The U.S. Food and Drug Administration (FDA) has granted accelerated approval to asciminib (Scemblix) for the treatment of adult patients with newly diagnosed Philadelphia chromosome-positive chronic myeloid leukemia (Ph+ CML) in the chronic phase. This approval marks a significant advancement in the treatment landscape for CML, offering a new first-line option for patients.
The approval was primarily based on the results of the ASC4FIRST trial (NCT04971226), a multicenter, randomized, active-controlled, open-label study. In this trial, 405 patients were randomized in a 1:1 ratio to receive either asciminib or the investigator’s choice of a selected tyrosine kinase inhibitor (TKI), which could be imatinib (Gleevec), nilotinib (Tasigna), dasatinib (Sprycel), or bosutinib (Bosulif).
Superior Efficacy of Asciminib
The primary efficacy outcome of the ASC4FIRST trial was major molecular response (MMR) at 48 weeks. Asciminib demonstrated a statistically significant and clinically meaningful improvement in MMR rates compared to TKIs.
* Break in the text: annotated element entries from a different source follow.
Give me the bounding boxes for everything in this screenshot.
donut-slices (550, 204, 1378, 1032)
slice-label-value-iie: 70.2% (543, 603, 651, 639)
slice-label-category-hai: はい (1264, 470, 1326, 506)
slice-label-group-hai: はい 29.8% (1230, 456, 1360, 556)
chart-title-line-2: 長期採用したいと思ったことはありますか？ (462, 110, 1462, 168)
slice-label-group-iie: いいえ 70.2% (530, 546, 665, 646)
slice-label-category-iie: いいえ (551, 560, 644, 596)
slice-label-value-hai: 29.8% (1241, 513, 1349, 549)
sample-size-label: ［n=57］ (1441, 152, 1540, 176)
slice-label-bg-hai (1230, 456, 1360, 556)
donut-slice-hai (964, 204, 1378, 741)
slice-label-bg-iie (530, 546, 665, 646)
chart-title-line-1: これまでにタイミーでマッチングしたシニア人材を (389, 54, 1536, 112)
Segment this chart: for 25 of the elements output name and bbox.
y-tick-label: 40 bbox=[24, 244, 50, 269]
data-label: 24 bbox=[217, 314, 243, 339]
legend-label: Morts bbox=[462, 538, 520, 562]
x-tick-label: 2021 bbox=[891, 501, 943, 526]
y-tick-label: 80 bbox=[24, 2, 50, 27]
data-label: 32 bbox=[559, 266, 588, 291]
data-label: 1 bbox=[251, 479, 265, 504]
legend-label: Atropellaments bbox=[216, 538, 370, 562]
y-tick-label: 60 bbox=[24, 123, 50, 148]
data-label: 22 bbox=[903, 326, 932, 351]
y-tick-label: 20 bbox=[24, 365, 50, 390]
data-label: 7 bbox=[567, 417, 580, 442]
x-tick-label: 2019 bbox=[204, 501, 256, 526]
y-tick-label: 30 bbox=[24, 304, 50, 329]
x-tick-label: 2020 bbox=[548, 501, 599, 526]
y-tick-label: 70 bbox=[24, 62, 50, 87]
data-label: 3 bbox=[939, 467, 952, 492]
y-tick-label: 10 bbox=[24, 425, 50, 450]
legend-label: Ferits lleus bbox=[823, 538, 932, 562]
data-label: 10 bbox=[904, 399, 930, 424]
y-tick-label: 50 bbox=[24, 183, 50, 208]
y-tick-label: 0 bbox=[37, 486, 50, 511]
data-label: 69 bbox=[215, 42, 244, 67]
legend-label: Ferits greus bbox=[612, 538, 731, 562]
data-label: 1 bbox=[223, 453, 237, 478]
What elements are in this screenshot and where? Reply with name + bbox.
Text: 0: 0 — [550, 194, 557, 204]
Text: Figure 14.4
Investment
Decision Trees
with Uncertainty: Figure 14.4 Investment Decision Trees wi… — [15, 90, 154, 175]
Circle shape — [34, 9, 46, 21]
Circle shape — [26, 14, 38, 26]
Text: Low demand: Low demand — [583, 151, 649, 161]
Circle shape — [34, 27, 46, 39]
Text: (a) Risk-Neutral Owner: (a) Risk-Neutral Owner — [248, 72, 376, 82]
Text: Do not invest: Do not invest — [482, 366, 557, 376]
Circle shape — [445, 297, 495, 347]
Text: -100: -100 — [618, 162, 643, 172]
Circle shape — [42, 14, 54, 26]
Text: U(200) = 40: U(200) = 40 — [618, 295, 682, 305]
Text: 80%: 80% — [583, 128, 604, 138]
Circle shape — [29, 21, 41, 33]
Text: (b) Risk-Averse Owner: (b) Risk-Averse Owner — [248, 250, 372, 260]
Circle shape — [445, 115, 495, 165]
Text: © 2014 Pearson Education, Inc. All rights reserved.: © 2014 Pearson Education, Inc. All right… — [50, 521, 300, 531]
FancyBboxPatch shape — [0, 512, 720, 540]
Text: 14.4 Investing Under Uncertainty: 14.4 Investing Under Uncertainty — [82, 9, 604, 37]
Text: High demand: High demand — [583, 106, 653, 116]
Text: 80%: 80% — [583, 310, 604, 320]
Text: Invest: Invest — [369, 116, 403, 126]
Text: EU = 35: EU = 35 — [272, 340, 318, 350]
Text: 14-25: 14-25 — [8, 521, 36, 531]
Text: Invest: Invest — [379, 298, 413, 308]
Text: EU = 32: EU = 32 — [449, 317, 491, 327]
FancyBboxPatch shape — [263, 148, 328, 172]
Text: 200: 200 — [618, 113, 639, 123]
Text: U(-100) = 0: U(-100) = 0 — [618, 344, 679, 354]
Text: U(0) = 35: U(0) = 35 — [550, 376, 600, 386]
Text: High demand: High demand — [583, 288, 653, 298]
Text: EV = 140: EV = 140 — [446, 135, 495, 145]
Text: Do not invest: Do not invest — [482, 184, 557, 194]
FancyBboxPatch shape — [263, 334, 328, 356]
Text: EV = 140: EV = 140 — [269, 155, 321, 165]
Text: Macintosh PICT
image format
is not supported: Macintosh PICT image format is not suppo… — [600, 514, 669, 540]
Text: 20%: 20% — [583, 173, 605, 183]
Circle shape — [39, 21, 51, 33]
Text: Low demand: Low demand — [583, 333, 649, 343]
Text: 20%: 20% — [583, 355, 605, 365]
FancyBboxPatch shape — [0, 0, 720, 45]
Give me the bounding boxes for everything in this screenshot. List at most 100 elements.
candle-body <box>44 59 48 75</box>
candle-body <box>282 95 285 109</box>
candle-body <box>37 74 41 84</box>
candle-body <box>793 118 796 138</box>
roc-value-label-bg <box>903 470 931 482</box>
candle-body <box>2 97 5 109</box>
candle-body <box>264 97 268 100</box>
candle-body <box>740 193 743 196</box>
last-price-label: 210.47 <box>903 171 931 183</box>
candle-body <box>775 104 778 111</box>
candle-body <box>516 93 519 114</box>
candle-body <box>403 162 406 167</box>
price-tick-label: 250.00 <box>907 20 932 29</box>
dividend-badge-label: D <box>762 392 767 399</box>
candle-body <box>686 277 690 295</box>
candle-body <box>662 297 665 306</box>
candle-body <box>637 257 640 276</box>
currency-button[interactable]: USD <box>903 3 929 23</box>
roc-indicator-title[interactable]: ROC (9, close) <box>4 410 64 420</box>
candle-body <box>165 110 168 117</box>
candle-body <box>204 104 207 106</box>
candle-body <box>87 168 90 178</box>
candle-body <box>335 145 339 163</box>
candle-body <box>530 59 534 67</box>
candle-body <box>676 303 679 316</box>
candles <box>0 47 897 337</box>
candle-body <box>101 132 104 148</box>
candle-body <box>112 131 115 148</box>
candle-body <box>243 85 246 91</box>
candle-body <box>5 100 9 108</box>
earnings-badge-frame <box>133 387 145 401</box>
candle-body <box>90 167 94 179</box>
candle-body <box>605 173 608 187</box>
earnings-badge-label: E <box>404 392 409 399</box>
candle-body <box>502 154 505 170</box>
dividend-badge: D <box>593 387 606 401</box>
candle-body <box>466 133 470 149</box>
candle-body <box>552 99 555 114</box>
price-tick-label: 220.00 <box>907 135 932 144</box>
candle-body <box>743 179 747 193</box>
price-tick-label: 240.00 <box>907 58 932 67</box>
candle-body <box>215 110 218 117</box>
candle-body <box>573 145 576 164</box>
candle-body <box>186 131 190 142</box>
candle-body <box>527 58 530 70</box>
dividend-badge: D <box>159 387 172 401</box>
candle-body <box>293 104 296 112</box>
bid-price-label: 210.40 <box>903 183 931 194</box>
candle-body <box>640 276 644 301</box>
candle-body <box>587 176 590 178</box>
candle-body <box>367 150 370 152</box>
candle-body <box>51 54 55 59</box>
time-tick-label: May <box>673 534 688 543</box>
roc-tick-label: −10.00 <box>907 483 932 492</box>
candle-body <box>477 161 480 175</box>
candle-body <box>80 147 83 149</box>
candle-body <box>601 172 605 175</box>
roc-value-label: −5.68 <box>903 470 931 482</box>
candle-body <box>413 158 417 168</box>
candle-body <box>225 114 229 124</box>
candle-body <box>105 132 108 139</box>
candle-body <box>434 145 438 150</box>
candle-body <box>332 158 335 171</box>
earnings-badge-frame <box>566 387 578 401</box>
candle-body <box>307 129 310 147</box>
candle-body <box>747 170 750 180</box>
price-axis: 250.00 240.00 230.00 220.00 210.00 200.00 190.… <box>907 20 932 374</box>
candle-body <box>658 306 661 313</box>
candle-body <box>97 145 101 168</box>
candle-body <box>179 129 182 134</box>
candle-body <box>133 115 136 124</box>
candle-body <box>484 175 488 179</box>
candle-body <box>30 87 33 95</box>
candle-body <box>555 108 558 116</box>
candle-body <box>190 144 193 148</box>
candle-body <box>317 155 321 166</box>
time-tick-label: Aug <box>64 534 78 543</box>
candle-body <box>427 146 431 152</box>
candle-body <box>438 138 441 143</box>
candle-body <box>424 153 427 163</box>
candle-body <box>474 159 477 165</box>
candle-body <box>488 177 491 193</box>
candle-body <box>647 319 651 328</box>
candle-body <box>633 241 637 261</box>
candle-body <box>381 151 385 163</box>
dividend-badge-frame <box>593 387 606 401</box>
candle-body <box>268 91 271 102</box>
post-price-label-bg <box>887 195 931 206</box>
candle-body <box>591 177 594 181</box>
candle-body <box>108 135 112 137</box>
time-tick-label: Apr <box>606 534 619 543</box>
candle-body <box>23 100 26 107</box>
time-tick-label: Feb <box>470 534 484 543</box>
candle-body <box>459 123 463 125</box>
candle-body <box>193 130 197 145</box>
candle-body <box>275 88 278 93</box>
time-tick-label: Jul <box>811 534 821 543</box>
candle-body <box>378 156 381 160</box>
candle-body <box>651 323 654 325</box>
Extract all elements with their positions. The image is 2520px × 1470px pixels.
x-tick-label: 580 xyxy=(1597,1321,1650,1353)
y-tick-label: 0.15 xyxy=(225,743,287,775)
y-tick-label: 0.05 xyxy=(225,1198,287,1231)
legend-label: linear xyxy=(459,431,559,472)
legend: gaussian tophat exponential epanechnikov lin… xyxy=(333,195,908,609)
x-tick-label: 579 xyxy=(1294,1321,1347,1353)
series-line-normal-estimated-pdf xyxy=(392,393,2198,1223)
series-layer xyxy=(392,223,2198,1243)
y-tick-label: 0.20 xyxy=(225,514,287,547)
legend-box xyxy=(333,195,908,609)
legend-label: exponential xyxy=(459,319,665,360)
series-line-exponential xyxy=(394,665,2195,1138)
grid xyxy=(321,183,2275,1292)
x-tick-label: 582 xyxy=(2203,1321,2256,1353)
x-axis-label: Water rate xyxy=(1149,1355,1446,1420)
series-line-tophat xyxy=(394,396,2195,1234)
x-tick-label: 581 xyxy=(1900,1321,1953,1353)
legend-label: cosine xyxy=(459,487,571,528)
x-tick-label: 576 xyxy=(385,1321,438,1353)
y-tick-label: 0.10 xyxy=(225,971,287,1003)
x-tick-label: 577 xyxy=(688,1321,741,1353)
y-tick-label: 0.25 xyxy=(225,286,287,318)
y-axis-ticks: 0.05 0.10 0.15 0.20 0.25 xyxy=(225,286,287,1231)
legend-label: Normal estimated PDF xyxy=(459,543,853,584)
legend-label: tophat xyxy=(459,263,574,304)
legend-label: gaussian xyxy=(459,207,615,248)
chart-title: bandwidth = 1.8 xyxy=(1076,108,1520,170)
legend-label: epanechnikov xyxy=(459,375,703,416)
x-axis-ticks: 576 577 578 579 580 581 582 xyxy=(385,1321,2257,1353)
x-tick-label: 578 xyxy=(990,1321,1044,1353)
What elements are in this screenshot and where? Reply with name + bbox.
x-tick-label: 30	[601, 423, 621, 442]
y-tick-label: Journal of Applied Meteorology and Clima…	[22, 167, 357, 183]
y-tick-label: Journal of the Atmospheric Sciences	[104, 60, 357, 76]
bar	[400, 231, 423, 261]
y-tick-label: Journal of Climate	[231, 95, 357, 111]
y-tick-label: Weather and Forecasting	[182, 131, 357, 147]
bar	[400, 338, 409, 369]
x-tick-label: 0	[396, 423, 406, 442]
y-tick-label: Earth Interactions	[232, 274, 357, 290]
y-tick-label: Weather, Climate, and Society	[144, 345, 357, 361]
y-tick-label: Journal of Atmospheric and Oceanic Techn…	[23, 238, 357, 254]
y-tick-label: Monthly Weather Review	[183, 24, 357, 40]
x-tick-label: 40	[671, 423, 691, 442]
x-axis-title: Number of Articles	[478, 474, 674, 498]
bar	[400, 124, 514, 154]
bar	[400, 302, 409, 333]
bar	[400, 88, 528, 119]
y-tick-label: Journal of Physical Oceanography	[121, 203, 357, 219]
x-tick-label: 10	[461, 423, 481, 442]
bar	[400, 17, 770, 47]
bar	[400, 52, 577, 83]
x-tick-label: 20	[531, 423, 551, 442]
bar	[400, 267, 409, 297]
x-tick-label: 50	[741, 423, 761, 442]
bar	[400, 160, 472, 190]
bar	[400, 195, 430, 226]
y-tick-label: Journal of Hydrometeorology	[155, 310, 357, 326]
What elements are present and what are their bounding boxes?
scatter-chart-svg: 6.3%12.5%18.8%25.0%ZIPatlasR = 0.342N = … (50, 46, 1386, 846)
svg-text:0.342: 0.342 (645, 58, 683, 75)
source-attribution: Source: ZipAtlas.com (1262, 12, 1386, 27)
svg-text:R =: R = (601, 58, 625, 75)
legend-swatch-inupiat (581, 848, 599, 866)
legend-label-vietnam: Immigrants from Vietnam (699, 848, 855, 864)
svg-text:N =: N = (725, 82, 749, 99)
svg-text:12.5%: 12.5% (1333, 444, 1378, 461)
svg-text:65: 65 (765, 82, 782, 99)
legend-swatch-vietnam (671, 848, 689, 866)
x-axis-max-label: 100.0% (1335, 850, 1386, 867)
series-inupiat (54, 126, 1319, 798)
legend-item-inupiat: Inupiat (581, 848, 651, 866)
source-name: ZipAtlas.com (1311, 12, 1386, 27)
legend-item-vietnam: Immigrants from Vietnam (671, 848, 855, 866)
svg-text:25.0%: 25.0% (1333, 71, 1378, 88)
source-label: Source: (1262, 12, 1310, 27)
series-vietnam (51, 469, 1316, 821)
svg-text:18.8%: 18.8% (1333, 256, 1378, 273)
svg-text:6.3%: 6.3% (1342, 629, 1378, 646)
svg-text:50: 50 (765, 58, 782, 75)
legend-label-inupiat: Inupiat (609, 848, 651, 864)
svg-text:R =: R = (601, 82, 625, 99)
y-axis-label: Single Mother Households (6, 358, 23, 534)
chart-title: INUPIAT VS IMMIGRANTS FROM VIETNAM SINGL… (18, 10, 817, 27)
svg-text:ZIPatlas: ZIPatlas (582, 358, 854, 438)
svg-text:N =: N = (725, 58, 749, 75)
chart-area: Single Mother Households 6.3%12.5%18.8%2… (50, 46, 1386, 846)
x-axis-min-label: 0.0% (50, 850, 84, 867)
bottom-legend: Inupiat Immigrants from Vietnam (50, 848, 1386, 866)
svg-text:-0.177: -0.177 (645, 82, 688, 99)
Specifically, the MMR rate in the asciminib arm was 68% (95% CI, 61-74), while the TKI arm achieved an MMR rate of 49% (95% CI, 42-56), with a p-value of less than 0.001. Further analysis revealed MMR rates of 69% (95% CI, 59-78) and 40% (95% CI, 31-50) in the asciminib and TKI groups, respectively (p-value <0.001).
Safety Profile
The safety profile of asciminib was evaluated in a pooled population that included patients with both newly diagnosed and previously treated Ph+ CML in the chronic phase. The most common adverse effects, occurring in 20% or more of patients, were musculoskeletal pain, rash, fatigue, upper respiratory tract infection, headache, abdominal pain, and diarrhea. Common laboratory abnormalities observed in 40% or more of patients included decreased lymphocyte count, decreased leukocyte count, decreased platelet count, decreased neutrophil count, and decreased corrected calcium.
Dosing and Administration
The FDA recommends a dosing regimen of asciminib at 80 mg once per day or 40 mg twice per day, administered at approximately 12-hour intervals.
This approval provides a valuable new option for patients newly diagnosed with Ph+ CML, potentially improving treatment outcomes and quality of life.